La conversione, espressa dal termine greco metànoia (cioè: cambiare modo di pensare) trova la sua piena e più profonda attuazione di fronte all’evento della risurrezione di Gesù, che gli apostoli sono chiamati ad accettare come fatto non più narrabile con le categorie umane solite ma entrando in una visione e una mentalità nuova (un nuovo modo di pensare) e rivelatrice della nuova realtà messianica ormai definitivamente realizzata nella persona dell’uomo Gesù Cristo.
Venendo al Vangelo di oggi, preso dallo scritto di Luca, vi ritroviamo tutti gli elementi sopra ricordati: Gesù che appare improvvisamente ai discepoli radunati insieme con la presenza anche dei due di Emmaus, la reazione di timore, spavento e paura e manifestazioni di incredulità da parte dei discepoli medesimi, le rassicurazioni che Gesù offre loro mediante parole e gesti (il mangiare la porzione di pesce è una sottolineatura propria di Luca, che scrivendo a dei pagani convertiti forse sente il bisogno di presentare prove quasi fisiche della resurrezione, dato che la medesima, nel mondo pagano era ritenuta un’assurdità) ed infine le consegne che Gesù fa ai suoi discepoli, alla sua “Chiesa”.

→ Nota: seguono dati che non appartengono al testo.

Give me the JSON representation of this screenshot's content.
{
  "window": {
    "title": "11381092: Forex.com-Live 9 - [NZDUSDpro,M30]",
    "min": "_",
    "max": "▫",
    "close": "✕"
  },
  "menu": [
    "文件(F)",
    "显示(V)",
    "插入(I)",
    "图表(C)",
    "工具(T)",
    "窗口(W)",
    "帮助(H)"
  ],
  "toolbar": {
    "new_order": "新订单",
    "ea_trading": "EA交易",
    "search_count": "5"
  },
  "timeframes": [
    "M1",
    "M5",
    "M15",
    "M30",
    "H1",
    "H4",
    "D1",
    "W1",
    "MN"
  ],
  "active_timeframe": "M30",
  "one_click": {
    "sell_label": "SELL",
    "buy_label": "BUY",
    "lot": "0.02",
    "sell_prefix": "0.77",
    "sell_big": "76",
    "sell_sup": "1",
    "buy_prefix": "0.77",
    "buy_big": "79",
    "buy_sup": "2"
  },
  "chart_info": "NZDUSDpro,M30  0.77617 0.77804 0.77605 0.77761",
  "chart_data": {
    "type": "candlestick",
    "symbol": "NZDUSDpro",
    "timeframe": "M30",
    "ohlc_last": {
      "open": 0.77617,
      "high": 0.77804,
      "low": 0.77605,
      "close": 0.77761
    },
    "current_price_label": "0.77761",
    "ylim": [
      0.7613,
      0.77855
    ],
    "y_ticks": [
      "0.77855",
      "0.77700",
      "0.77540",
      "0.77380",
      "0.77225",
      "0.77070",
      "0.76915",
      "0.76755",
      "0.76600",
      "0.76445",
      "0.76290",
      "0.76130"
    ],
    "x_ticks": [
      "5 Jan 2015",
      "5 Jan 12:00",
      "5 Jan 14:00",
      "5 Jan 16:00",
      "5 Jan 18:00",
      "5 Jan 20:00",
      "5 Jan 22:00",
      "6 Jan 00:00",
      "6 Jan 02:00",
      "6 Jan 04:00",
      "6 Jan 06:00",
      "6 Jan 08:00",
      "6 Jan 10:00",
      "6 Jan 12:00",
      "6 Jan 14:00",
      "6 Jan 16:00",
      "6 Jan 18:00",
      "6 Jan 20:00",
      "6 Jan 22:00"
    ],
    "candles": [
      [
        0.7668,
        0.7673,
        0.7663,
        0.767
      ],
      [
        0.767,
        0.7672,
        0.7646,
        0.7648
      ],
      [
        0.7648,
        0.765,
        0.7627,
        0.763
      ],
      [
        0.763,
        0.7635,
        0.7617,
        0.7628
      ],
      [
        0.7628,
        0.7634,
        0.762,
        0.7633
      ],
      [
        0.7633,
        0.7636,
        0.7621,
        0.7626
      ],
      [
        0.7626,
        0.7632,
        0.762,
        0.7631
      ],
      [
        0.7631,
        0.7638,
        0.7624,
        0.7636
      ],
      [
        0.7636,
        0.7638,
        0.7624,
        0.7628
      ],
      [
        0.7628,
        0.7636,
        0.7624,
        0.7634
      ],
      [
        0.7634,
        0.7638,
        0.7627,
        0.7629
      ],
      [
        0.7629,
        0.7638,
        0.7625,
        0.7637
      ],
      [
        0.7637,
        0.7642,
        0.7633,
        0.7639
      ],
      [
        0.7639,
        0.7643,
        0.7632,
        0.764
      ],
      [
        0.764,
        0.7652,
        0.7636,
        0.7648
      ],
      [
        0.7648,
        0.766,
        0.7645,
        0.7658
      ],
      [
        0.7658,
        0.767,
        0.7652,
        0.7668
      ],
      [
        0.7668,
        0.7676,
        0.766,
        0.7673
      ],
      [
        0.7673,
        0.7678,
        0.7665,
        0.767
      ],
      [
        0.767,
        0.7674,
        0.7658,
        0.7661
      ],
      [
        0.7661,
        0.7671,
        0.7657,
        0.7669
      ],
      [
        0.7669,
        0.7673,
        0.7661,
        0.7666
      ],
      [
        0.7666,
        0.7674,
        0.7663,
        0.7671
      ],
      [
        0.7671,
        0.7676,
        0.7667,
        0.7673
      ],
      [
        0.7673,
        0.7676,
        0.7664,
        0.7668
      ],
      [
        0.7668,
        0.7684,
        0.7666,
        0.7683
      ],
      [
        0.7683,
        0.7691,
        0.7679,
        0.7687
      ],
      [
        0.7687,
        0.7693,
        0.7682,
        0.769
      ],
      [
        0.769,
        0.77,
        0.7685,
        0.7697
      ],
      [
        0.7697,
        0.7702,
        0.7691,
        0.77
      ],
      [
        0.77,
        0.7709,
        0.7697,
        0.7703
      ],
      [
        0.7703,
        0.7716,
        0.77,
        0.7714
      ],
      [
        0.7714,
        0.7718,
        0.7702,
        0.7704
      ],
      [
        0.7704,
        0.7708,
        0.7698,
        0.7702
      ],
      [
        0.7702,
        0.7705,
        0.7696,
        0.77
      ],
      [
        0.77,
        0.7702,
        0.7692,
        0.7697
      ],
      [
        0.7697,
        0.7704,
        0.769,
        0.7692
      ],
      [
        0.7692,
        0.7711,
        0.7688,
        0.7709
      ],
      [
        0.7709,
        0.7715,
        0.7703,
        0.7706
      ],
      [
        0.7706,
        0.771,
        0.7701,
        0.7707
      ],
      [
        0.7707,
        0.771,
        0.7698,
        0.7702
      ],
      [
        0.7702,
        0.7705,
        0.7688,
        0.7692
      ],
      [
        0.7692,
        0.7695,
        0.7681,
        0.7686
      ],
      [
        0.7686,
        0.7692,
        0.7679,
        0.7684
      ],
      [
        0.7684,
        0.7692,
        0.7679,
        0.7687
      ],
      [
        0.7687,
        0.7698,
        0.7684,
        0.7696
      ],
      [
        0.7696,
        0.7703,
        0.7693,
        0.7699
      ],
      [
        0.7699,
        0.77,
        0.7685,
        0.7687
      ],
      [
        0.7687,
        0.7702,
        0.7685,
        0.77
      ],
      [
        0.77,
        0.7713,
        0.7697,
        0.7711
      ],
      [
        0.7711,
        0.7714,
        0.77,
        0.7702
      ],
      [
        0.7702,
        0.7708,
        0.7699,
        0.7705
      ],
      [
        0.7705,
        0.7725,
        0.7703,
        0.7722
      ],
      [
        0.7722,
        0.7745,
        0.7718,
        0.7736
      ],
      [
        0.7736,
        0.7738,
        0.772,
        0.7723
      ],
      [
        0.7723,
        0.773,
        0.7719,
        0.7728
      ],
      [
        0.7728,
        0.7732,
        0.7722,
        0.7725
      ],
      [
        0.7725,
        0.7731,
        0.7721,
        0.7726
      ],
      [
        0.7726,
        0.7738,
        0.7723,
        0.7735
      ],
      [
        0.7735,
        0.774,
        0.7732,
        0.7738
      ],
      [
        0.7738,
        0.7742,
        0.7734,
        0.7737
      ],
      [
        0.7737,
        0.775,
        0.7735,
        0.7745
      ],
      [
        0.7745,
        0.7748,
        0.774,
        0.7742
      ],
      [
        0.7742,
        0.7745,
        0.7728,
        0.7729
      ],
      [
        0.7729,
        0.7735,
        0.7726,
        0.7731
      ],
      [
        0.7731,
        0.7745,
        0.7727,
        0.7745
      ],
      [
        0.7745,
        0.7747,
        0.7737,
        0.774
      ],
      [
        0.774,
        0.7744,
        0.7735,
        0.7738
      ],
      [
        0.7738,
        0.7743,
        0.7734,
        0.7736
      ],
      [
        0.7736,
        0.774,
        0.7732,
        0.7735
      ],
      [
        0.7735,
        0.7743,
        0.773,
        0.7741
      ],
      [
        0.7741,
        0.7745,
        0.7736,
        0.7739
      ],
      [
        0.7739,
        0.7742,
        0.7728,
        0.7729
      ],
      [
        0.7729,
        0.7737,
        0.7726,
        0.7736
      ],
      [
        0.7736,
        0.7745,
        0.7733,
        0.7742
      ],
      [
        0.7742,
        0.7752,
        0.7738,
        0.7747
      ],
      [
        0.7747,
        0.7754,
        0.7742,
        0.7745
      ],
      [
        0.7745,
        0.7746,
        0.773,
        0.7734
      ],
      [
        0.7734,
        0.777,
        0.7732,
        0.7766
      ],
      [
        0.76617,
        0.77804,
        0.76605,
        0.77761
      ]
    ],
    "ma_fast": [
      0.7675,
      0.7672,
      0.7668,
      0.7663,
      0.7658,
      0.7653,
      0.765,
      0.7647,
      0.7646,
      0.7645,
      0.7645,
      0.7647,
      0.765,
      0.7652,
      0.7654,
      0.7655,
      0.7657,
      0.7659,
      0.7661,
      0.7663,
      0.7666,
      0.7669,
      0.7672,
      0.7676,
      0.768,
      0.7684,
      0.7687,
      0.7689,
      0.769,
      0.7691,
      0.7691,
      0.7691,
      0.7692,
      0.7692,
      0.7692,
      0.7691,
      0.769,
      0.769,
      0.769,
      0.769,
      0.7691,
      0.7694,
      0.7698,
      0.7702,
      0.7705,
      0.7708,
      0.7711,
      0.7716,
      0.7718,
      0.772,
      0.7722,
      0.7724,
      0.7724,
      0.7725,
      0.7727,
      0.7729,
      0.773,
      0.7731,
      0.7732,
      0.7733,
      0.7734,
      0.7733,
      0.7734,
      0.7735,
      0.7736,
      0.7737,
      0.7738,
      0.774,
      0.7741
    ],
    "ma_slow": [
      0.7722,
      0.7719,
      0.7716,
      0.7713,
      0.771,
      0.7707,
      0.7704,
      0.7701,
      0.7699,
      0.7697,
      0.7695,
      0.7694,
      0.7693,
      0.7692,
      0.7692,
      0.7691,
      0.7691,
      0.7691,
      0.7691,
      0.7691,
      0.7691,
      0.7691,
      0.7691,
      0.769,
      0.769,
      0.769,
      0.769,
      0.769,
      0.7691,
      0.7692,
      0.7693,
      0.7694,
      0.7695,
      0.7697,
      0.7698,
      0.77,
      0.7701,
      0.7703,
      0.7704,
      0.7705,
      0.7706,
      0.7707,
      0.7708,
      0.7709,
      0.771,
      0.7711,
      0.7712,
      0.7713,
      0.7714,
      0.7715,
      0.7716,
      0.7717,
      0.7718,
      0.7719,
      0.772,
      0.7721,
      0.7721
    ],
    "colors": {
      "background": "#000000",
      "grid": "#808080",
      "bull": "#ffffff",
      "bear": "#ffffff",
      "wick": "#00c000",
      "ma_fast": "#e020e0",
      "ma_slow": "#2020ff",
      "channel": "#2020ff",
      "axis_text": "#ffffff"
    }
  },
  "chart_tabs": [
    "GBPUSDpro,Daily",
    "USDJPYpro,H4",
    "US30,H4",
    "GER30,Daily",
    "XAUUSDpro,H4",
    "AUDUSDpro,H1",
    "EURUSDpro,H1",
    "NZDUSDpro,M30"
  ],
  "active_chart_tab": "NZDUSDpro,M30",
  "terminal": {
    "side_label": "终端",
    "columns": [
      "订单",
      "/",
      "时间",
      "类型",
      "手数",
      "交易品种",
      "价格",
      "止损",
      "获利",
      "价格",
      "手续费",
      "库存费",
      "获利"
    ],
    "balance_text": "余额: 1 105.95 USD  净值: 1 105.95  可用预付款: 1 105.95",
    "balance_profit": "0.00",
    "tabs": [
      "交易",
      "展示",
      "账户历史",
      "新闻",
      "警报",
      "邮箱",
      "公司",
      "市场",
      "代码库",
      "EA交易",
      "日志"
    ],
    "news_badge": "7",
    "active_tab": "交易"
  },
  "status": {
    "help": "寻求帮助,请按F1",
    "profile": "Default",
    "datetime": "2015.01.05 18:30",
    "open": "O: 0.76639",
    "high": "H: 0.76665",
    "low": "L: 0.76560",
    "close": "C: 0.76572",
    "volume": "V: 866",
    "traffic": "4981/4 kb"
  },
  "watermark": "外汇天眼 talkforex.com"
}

Il dono della “pace”, dello Spirito Santo, “la forza dall’alto” (non riportata nel testo odierno) e la missione affidata agli apostoli, «sarete miei testimoni», tendono a risanare la frattura che la tragica passione e morte in croce aveva creato nell’animo e nel gruppo degli apostoli. Questo evento infatti ha scioccato la comunità dei discepoli: c’è chi si è allontanato da Gerusalemme in preda allo sconforto, come i due discepoli di Emmaus, e c’è chi è restato al chiuso per timore dei giudei, come gli apostoli.
Il Risorto aiuta i discepoli a superare questo momento di crisi, richiamando alla loro mente turbata le sue stesse parole: «Sono queste le parole che vi dicevo quando ero ancora con voi: bisogna che si compiano tutte le cose scritte su di me nella Legge di Mosè, nei Profeti e nei Salmi» (Lc 24,44). Ciò che prima della croce i discepoli avevano udito senza afferrarne il senso, diventa finalmente chiaro: per quanto tragica, la passione e la morte rientravano nel piano di salvezza rivelato dalle Scritture; la comprensione di ciò è un dono del Cristo Risorto: “Allora aprì loro la mente all’intelligenza delle Scritture” (Lc 24,45).
Dal momento in cui Cristo realizza la parola preannunciata, i discepoli sono in grado di comprendere che egli porta a compimento la Scrittura: tutta la Scrittura infatti si riferisce a lui. Il dono della pace, dello Spirito Santo e la missione di essere testimoni della chiamata a conversione di tutte le genti e del perdono dei peccati non sono doni e incarichi limitati al gruppo dei primi discepoli, ma diventano l’investitura per tutta la Chiesa in ogni tempo e in ogni luogo e quindi anche di noi cristiani di questo tempo e di questo luogo.
O siamo portatori della speranza che nasce dalla risurrezione di Cristo, destinata ad ogni uomo di qualunque lingua o nazione, oppure rischiamo di rendere vano il frutto della passione del Signore, o meglio, di rendere insignificante la presenza dei cristiani nel mondo. Chiediamo anche per noi quotidianamente il dono dello Spirito Santo, “la forza che scende dall’alto”, per essere segno di salvezza per l’umanità del nostro tempo.